Of course, this is all prospective and completely dependent on whether Miliband and his party get into power following the election in seven months’ time.
The report recommends changes to current planning rules which would increase the supply of new homes. The report is the work of months of hard work from Sir Michael Lyons on behalf of the Labour Party.
In the wake of its release, the British Property Federation has called on all political parties to undertake similar reviews. Liz Pearce, chief executive of the Federation, said of the review: “The sensible review is extremely comprehensive and pinpoints exactly where problems in the planning system are and comes up with thoughtful solutions.” It will be interesting to see whether the other parties respond in any way to the report.
Labour said the report would make it mandatory for local authorities to have a local plan to meet the housing needs of the local community. There will also be financial incentives in place to local authorities so that they deliver a programme of new Garden Cities and Garden Suburbs to unlock 500,000 homes. This incentive has been met positively from some of the country’s leading property experts. Stewart Baseley, executive chairman of the Home Builders Federation said of the report: “We welcome the commitment by Labour to increase housing supply…Policies that would result in more land coming forward for development more quickly and further assist first time buyers would clearly provide a boost to housing supply.”
Other policies include:
- Measures to drive competition in the house building industry, increase capacity, and expanding the number of small firms
- A ‘Help to Build’ scheme to underwrite loans to small builders to get them back on track and fast-track planning on small sites
However, the report has also been slated by a number of experts. Matt Hutchinson, director of the UK’s biggest flat share site SpareRoom.co.uk, said: “Ed Miliband has missed a trick by sweeping great swathes of the electorate under the carpet – those people in private rented accommodation who are facing soaring rents, with little to no prospect of ever owning their own homes.
“The cold hard truth is we can no longer expect to be a nation of homeowners – the underlying structure of the property market has changed too much.”
Miliband has promised that first time buyers will get priority. He also promises new ‘Housing Growth Areas”, which will give local authorities the power to assemble land and give certainty that building will take place. The question remains whether Labour can deliver on their promises. Ed Goodworth, real estate partner at consultancy BDO who has some concerns, said: “Plans to build 200,000 homes are all well and good, but how do the various political parties propose to do this? There are changes needed to the existing system to get Britain building in the first place, before Labour, or anyone else, can promise to set aside new homes for first-time buyers…Policymakers need to address the supply issue, in order to meet the UK’s housing demands.”

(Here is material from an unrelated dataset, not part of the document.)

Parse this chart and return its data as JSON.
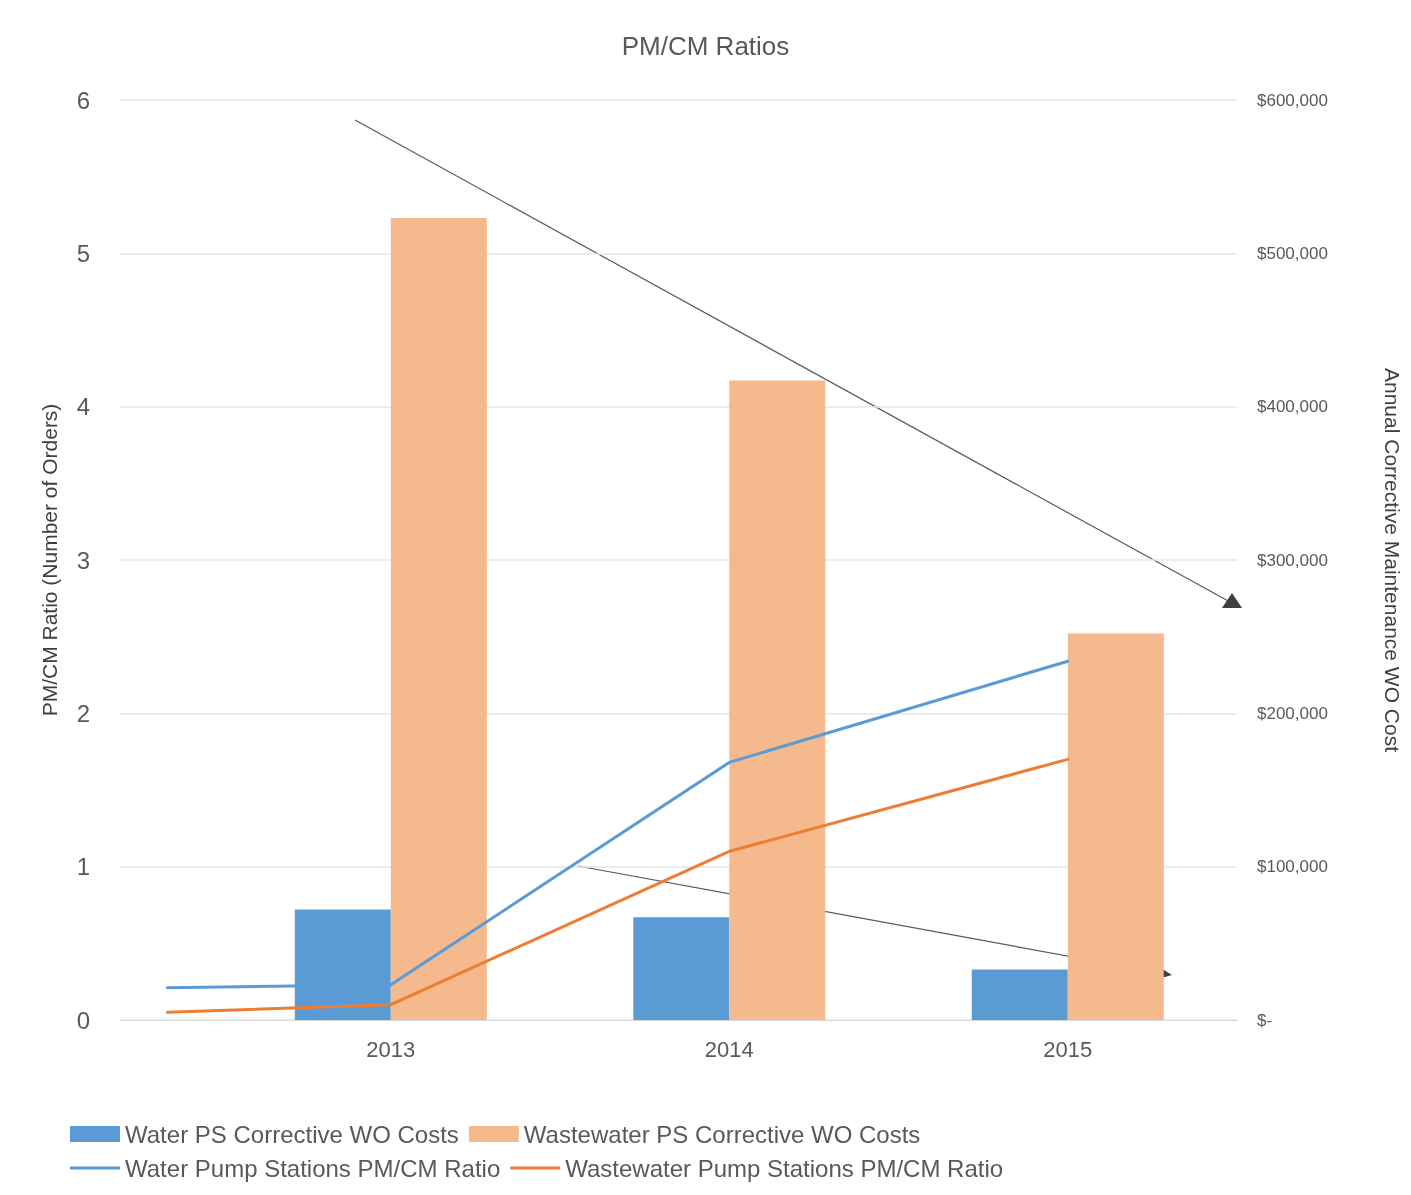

As the election creeps slowly closer, the main parties still have plenty to talk about on the more prevalent issues in UK politics, such as the NHS, immigration and housing. Labour has made the first move on housing, and it will be interesting to see the response from the Government parties. The report calls for power to be handed to local authorities alongside incentive schemes encouraging them to take up the offer. The Lyons Report is ambitious but will it generate support for Labour in the run up to the election? We shall see.
Whilst there are some interesting points in the report such as giving greater powers to the Planning Inspectorate, under the surface it’s difficult to tell what impact this will have on the ground.
Local Authorities already have incentives to agree a Local Plan as it allows them to control speculative development and gives them a greater say over how their communities grow – and the Planning Inspectorate is already responsible for approving these. Similarly, the promise to ensure a proportion of planning gain is invested in schools, roads and other community infrastructure already happens in large schemes, as any local authority planning officer worth their salt will insist on Section 106 contributions targeted in these areas.
It would be interesting to see just how PINS would force Local Authorities who fail to put together a satisfactory Local Plan. Will they tell them to go back and re-write it just as they do now, or will they step in and write it for them? If the latter then this would be quite a radical move for Labour, and whilst popular with some would surely be looked on as a loss of local democracy.
The reports present some interesting ideas, but the devil is definitely in the detail.